Sekiz yıl sonra, İngiltere ve Fransa desteğiyle Süveyş Kanalı’nı millileştirdi.

Aynı yıl Fransa, İsrail’e “nükleer reaktör” kurdu.

Artık İsrail; Babil Kralı Nabukadnezar’ın yok ettiği Büyük İsrail devleti ütopyasını gerçekleştirme stratejisi uygulamaya başladı. Nil’den Fırat’a kadar “vaat edilmiş topraklar” edilmiş Ortadoğu’ya sahip olacaktı!

1967 yılında savaş ilan ederek Suriye’den Golan bölgesini, Ürdün’den Batı Şeria’yı, Filistin’den Gazze’yi ve Mısır’dan Sina yarımadasını topraklarına kattı.

1973’de Suriye ve Mısır’a savaş açtı. Onları yitirdiği topraklarını geri istemeye pişman etti.

1982’de birçok kez saldırdığı Lübnan’ın topraklarına girerek Başkent Beyrut’a kadar ilerledi.

Bugün itibarıyla dünyanın çeşitli yerlerinden göç ederek gelenlerle İsrail nüfusu, 7.5 milyon olmuştur. Bunun bir milyonu Rusya’dan, 150 bini Türkiye’den göç edenlerdir.

Gelen göçmenlere yer bulmak için, sürekli savaş çıkarmaktadır. Öncelikle Filistin’e saldırmaktadır. Son Mescid-i Aksa olayı da, Kudüs’teki Filistin mahallesini tahliye etmesi nedeniyle patlak verdi. Evlerinden kovulan Filistinliler, mabede sığınarak direnmeye çalıştılar. İsrail askerleri mabedi basıp şiddet uygulayarak Filistinlileri tahliye etmek istiyor. Filistin Yönetimini elinde bulunduran Hamas ise; füzelerle cevap veriyor.

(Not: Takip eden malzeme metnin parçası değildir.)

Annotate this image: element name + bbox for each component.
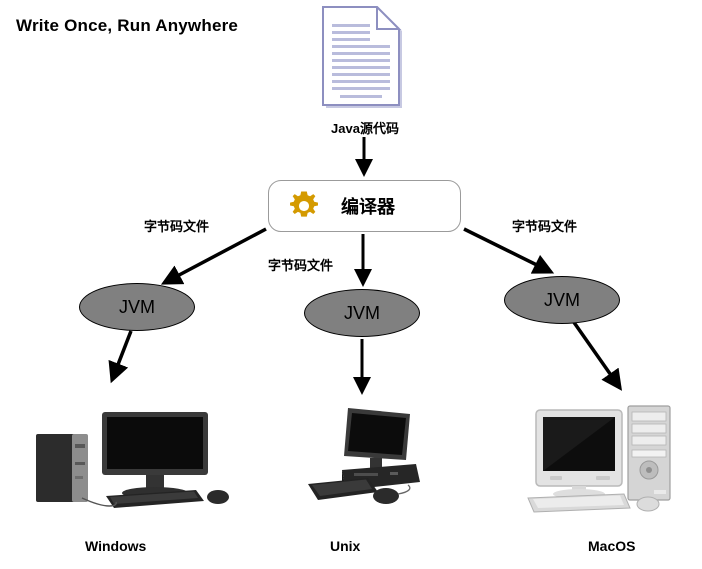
edge-jvm-left-to-windows xyxy=(112,331,131,380)
document-icon xyxy=(322,6,406,112)
edge-compiler-to-jvm-right xyxy=(464,229,551,272)
platform-label-unix: Unix xyxy=(330,538,360,554)
page-title: Write Once, Run Anywhere xyxy=(16,16,238,36)
gear-icon xyxy=(289,191,319,221)
desktop-computer-light-icon xyxy=(520,398,678,518)
desktop-computer-dark-icon xyxy=(28,398,238,518)
compiler-label: 编译器 xyxy=(341,193,395,219)
compiler-node[interactable]: 编译器 xyxy=(268,180,461,232)
source-label: Java源代码 xyxy=(290,118,440,137)
edge-label-bytecode-right: 字节码文件 xyxy=(512,216,577,235)
edge-label-bytecode-mid: 字节码文件 xyxy=(268,255,333,274)
edge-compiler-to-jvm-left xyxy=(164,229,266,283)
edge-jvm-right-to-macos xyxy=(573,321,620,388)
diagram-canvas: Write Once, Run Anywhere Java源代码 编译器 字节码… xyxy=(0,0,702,569)
edge-label-bytecode-left: 字节码文件 xyxy=(144,216,209,235)
jvm-node-unix[interactable]: JVM xyxy=(304,289,420,337)
jvm-node-windows[interactable]: JVM xyxy=(79,283,195,331)
jvm-node-macos[interactable]: JVM xyxy=(504,276,620,324)
platform-label-macos: MacOS xyxy=(588,538,635,554)
desktop-computer-dark-icon xyxy=(294,402,434,514)
platform-label-windows: Windows xyxy=(85,538,146,554)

Hem Hamas ve hem de İsrail hükümetlerinin seçim atmosferi içine girmiş olması ise; düğümü çözümsüz kılan bir başka faktördür.

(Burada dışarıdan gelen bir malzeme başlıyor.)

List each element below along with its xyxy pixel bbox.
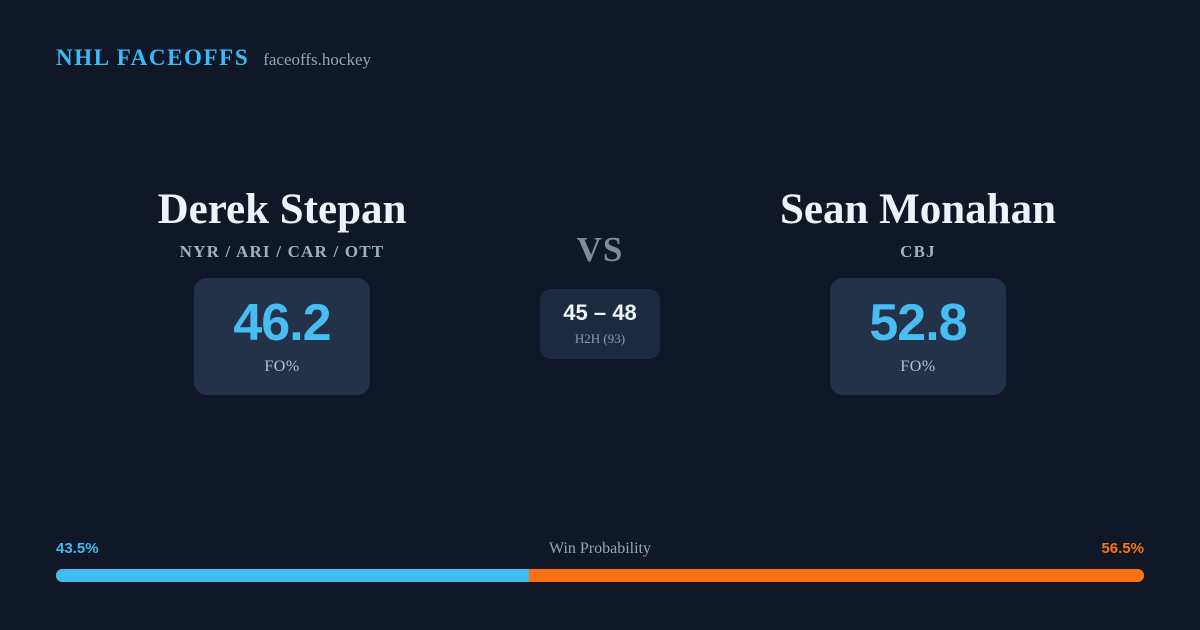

AKP Hükümeti ise, iç siyasette sıkışmışlığını gidermek, gündem değiştirmek türü söylem ve saman alevi türü gösteriler ile puan kazanmak istiyor gibidir! Irak, Libya, Mısır, Yemen ve Suriye’ye kan ve gözyaşı getiren Arap Baharı sürecinde ABD ve müttefiklerine verdiği desteğin nelere mal olduğunun anlaşılmaması için çalışıyor!